The issue is in how it creates the output. Both Dalle and Copilot can work only by taking work of people in past, sucking up their earned know how and creations and remixing it. All that while not crediting (or paying) anyone. The software itself might be great but it only works because it was fed with loads of quality material.
It's smart copy&paste with obfuscation. If thats ok legally. You can imagine soon it could be used to rewrite whole codebases while avoiding any copyright. All the code will technically be different, but also the same.
On the subject of trademarks the issue is as far as I know even more on the end user because the protections on them is around use in commerce and consumer confusion not about just recreating them like copyright protections.

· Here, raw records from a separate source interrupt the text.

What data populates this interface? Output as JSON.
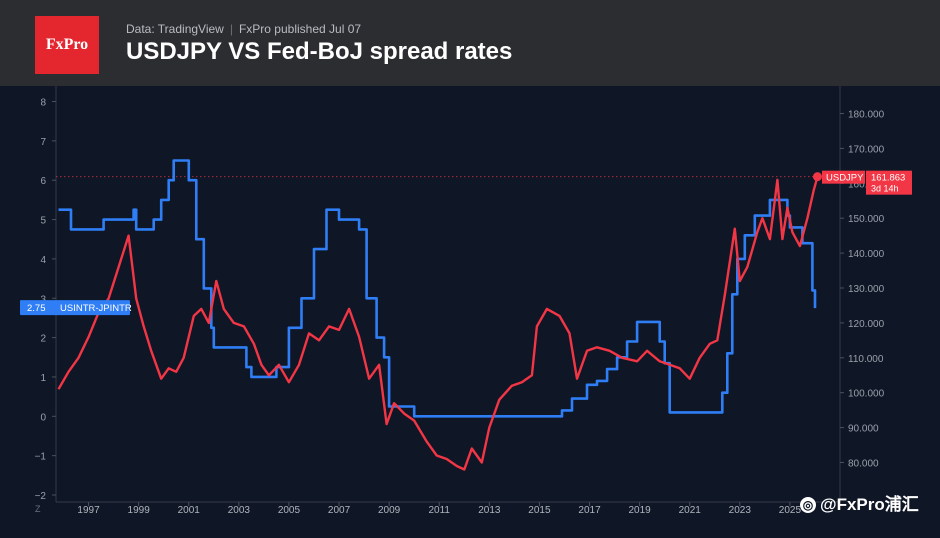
{
  "header": {
    "logo_text": "FxPro",
    "data_source": "Data: TradingView",
    "publisher": "FxPro published Jul 07",
    "title": "USDJPY VS Fed-BoJ spread rates"
  },
  "watermark": {
    "text": "@FxPro浦汇"
  },
  "colors": {
    "usdjpy": "#f23645",
    "spread": "#2f7ef5",
    "background": "#0f1626",
    "header": "#2b2d31"
  },
  "chart_data": {
    "type": "line",
    "title": "USDJPY VS Fed-BoJ spread rates",
    "x_ticks": [
      "1997",
      "1999",
      "2001",
      "2003",
      "2005",
      "2007",
      "2009",
      "2011",
      "2013",
      "2015",
      "2017",
      "2019",
      "2021",
      "2023",
      "2025"
    ],
    "x_range": [
      1995.7,
      2027.0
    ],
    "left_axis": {
      "ticks": [
        "−2",
        "−1",
        "0",
        "1",
        "2",
        "3",
        "4",
        "5",
        "6",
        "7",
        "8"
      ],
      "range": [
        -2,
        8
      ]
    },
    "right_axis": {
      "ticks": [
        "80.000",
        "90.000",
        "100.000",
        "110.000",
        "120.000",
        "130.000",
        "140.000",
        "150.000",
        "160.000",
        "170.000",
        "180.000"
      ],
      "range": [
        75,
        185
      ]
    },
    "scale_button": "Z",
    "series": [
      {
        "name": "USDJPY",
        "axis": "right",
        "last_value_label": "161.863",
        "countdown_label": "3d 14h",
        "x": [
          1995.8,
          1996.2,
          1996.6,
          1997.0,
          1997.4,
          1997.8,
          1998.2,
          1998.6,
          1998.9,
          1999.2,
          1999.5,
          1999.9,
          2000.2,
          2000.5,
          2000.8,
          2001.2,
          2001.5,
          2001.8,
          2002.1,
          2002.4,
          2002.8,
          2003.2,
          2003.6,
          2003.9,
          2004.2,
          2004.6,
          2005.0,
          2005.4,
          2005.8,
          2006.2,
          2006.6,
          2007.0,
          2007.4,
          2007.8,
          2008.2,
          2008.6,
          2008.9,
          2009.2,
          2009.6,
          2010.0,
          2010.5,
          2010.9,
          2011.3,
          2011.7,
          2012.0,
          2012.3,
          2012.7,
          2013.0,
          2013.4,
          2013.9,
          2014.3,
          2014.7,
          2014.9,
          2015.3,
          2015.8,
          2016.2,
          2016.5,
          2016.9,
          2017.3,
          2017.8,
          2018.3,
          2018.9,
          2019.3,
          2019.8,
          2020.2,
          2020.6,
          2021.0,
          2021.4,
          2021.8,
          2022.1,
          2022.4,
          2022.8,
          2023.0,
          2023.3,
          2023.7,
          2023.9,
          2024.2,
          2024.5,
          2024.7,
          2024.9,
          2025.1,
          2025.4,
          2025.7,
          2025.95,
          2026.1
        ],
        "y": [
          101,
          106,
          110,
          116,
          123,
          127,
          136,
          145,
          127,
          119,
          112,
          104,
          107,
          106,
          110,
          122,
          124,
          120,
          132,
          124,
          120,
          119,
          114,
          108,
          105,
          108,
          103,
          108,
          117,
          115,
          119,
          118,
          124,
          116,
          104,
          108,
          91,
          97,
          94,
          92,
          86,
          82,
          81,
          79,
          78,
          84,
          80,
          90,
          98,
          102,
          103,
          105,
          119,
          124,
          122,
          117,
          104,
          112,
          113,
          112,
          110,
          109,
          112,
          109,
          108,
          107,
          104,
          110,
          114,
          115,
          128,
          147,
          132,
          136,
          146,
          150,
          144,
          161,
          144,
          153,
          146,
          142,
          150,
          158,
          161.9
        ]
      },
      {
        "name": "USINTR-JPINTR",
        "axis": "left",
        "last_value_label": "2.75",
        "x": [
          1995.8,
          1996.0,
          1996.3,
          1997.0,
          1997.6,
          1998.0,
          1998.3,
          1998.6,
          1998.8,
          1998.9,
          1999.2,
          1999.6,
          1999.9,
          2000.2,
          2000.4,
          2000.8,
          2001.0,
          2001.3,
          2001.6,
          2001.9,
          2002.0,
          2002.9,
          2003.3,
          2003.5,
          2004.0,
          2004.5,
          2005.0,
          2005.5,
          2006.0,
          2006.5,
          2007.0,
          2007.5,
          2007.8,
          2008.1,
          2008.5,
          2008.8,
          2009.0,
          2010.0,
          2010.9,
          2012.0,
          2013.0,
          2014.0,
          2015.0,
          2015.9,
          2016.3,
          2016.9,
          2017.3,
          2017.7,
          2018.1,
          2018.5,
          2018.9,
          2019.5,
          2019.8,
          2020.0,
          2020.2,
          2021.0,
          2022.0,
          2022.3,
          2022.5,
          2022.7,
          2022.9,
          2023.2,
          2023.6,
          2024.2,
          2024.7,
          2024.9,
          2025.0,
          2025.5,
          2025.9,
          2026.0
        ],
        "y": [
          5.25,
          5.25,
          4.75,
          4.75,
          5.0,
          5.0,
          5.0,
          5.0,
          5.25,
          4.75,
          4.75,
          5.0,
          5.5,
          6.0,
          6.5,
          6.5,
          6.0,
          4.5,
          3.25,
          2.25,
          1.75,
          1.75,
          1.25,
          1.0,
          1.0,
          1.25,
          2.25,
          3.0,
          4.25,
          5.25,
          5.0,
          5.0,
          4.75,
          3.0,
          2.0,
          1.5,
          0.25,
          0.0,
          0.0,
          0.0,
          0.0,
          0.0,
          0.0,
          0.15,
          0.45,
          0.8,
          0.9,
          1.2,
          1.5,
          1.9,
          2.4,
          2.4,
          1.9,
          1.35,
          0.1,
          0.1,
          0.1,
          0.6,
          1.6,
          3.1,
          4.0,
          4.6,
          5.1,
          5.5,
          5.5,
          5.1,
          4.8,
          4.4,
          3.2,
          2.75
        ]
      }
    ]
  }
}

This is the problem of applying the idea of ownership to ideas and expression like art. Art in particular is a very remix and recombination driven field.
My real worry is downstream infringement risk, since fair use is non-transitive. Microsoft can legally provide you a code generator AI, but you cannot legally use regurgitated training set output[1]. GitHub Copilot is creating all sorts of opportunities to put your project in legal jeopardy and Microsoft is being kind of irresponsible with how they market it.
[0] Note that we're assuming published work. Doing the exact same thing Microsoft did, but on unpublished work (say, for irony's sake, the NT kernel source code) might actually not be fair use.
[1] This may give rise to some novel inducement claims, but the irony of anyone in the FOSS community relying on MGM v. Grokster to enforce the GPL is palpable.
Also, register your code with the copyright office.
Edit: Apparently, with the #1 post on HN right now, you could also just go here: https://githubcopilotinvestigation.com/
This specific one would not be a problem, but doing it with a still copyrighted work would be.